There are several strengths and limitations in the current research. The source of the trials and the inclusion/exclusion criteria match the previous study [8] facilitating comparison. However, all the trials included are NIHR funded, which might not completely be representative of all the RCTs currently in progress in the UK, or beyond.

Data up-cycling refers to reusing information already collected. As more trialists begin to access HSD, the amount of data available for research is becoming more widely recognised. There are potential issues to be considered when using healthcare systems data. The recently published COMORANT-UK study [11] has released a prioritised list of challenges to be addressed regarding HSD. The domains of the questions included data access, data collection and outcome selection.

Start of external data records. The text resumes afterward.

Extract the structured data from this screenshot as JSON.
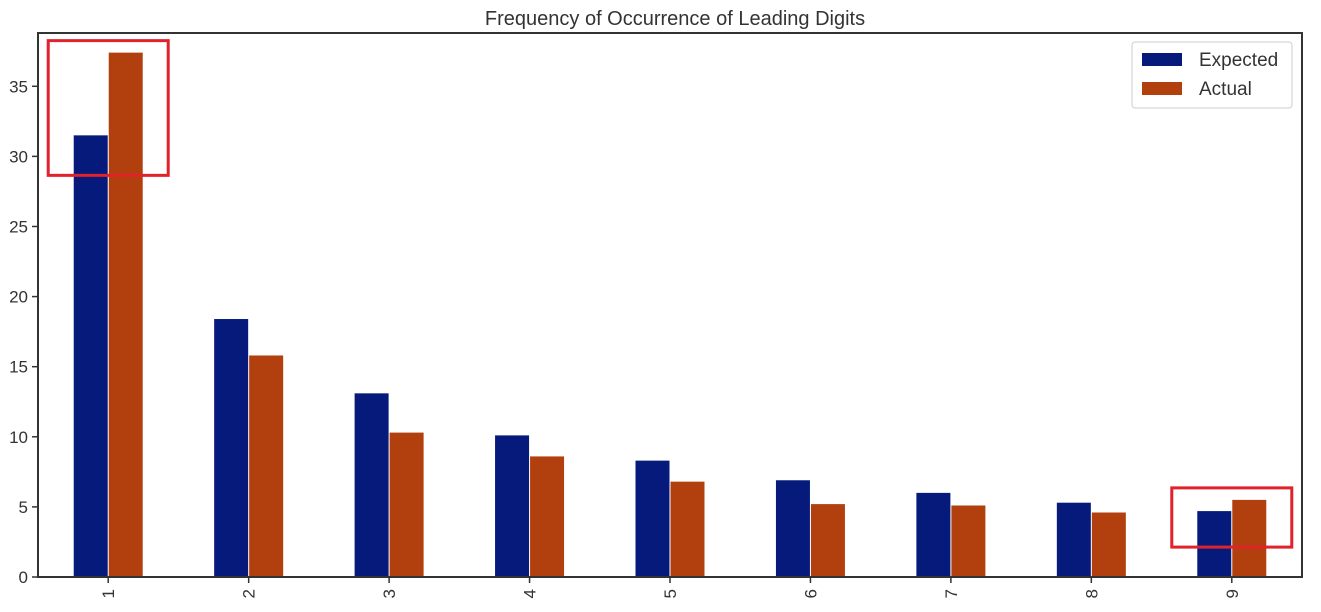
{
  "chart_data": {
    "type": "bar",
    "title": "Frequency of Occurrence of Leading Digits",
    "xlabel": "",
    "ylabel": "",
    "categories": [
      "1",
      "2",
      "3",
      "4",
      "5",
      "6",
      "7",
      "8",
      "9"
    ],
    "series": [
      {
        "name": "Expected",
        "color": "#061a7c",
        "values": [
          31.5,
          18.4,
          13.1,
          10.1,
          8.3,
          6.9,
          6.0,
          5.3,
          4.7
        ]
      },
      {
        "name": "Actual",
        "color": "#b2400e",
        "values": [
          37.4,
          15.8,
          10.3,
          8.6,
          6.8,
          5.2,
          5.1,
          4.6,
          5.5
        ]
      }
    ],
    "ylim": [
      0,
      38.8
    ],
    "yticks": [
      0,
      5,
      10,
      15,
      20,
      25,
      30,
      35
    ],
    "grid": false,
    "legend_position": "top-right",
    "highlighted_categories": [
      "1",
      "9"
    ],
    "highlight_color": "#e0222b"
  }
}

Several recent publications [12, 13] have highlighted issues regarding access to data. Powell et al. [13] described trying to access 14 databases in order to gather information about 98 participants. The results suggested that secondary care data, although challenging in terms of application process, was available to access, whereas primary care data had limited accessibility and non-clinical datasets were not accessible. An update to this review is currently underway [14], aiming to further evaluate the degree of agreement between bespoke and HSD in recent UK clinical trials.

HSD related to adverse effects is being collected in almost a third of trials. Another key point previously discussed [7, 12, 13] is the timeliness of data. Data collected from healthcare systems usually involves a delay between the recording of the data and it being supplied to the trial team; for example, Hospital Episode Statistics (HES) data take approximately 3 months to be provided [12].

The PRIMORANT study sought to address two of the prioritised questions from the COMORANT study: “How should the trials community decide when routinely collected data for outcomes is of sufficient quality and utility to replace bespoke data collection?” and “What are the best methods to communicate and build trust with trial participants (and the public) about how their routinely collected data will be used?”. While the second part was approached through exploring different methods of communicating to the public, the work around the first question resulted in a list of issues to consider (under review). This list explored the necessary changes to the trial structure and highlighted aspects that should be considered before deciding to use HSD. These include terminology, feasibility, internal pilot, onward data sharing and data archiving. Following the publication of the PRIMORANT paper, it will be of interest to explore any resulting changes in the extent and nature of HSD use in trials.

Conclusion

Our research examined a cohort of ongoing RCTs and described their planned use of healthcare systems data and patient-reported outcomes. The proportion of RCTs accessing HSD has increased over time, although the proportion of planning to use it as the sole source of data for at least one outcome of interest has remained similar. This suggests the increased interest in HSD, while being aware of the current barriers of solely relying on this data. Future snapshots of HSD use in trials will be beneficial in relaying its evolution. Further research exploring the reasoning behind choosing whether to use HSD in RCTs, or not, would be useful.

The increase in online data collection for PROs supports the potential for remote data collection. This suggests it may be possible to integrate PRO with clinical data collected from HSD in a single system. Further work is needed to enable this integration, with the benefit of reducing the burden of research participation.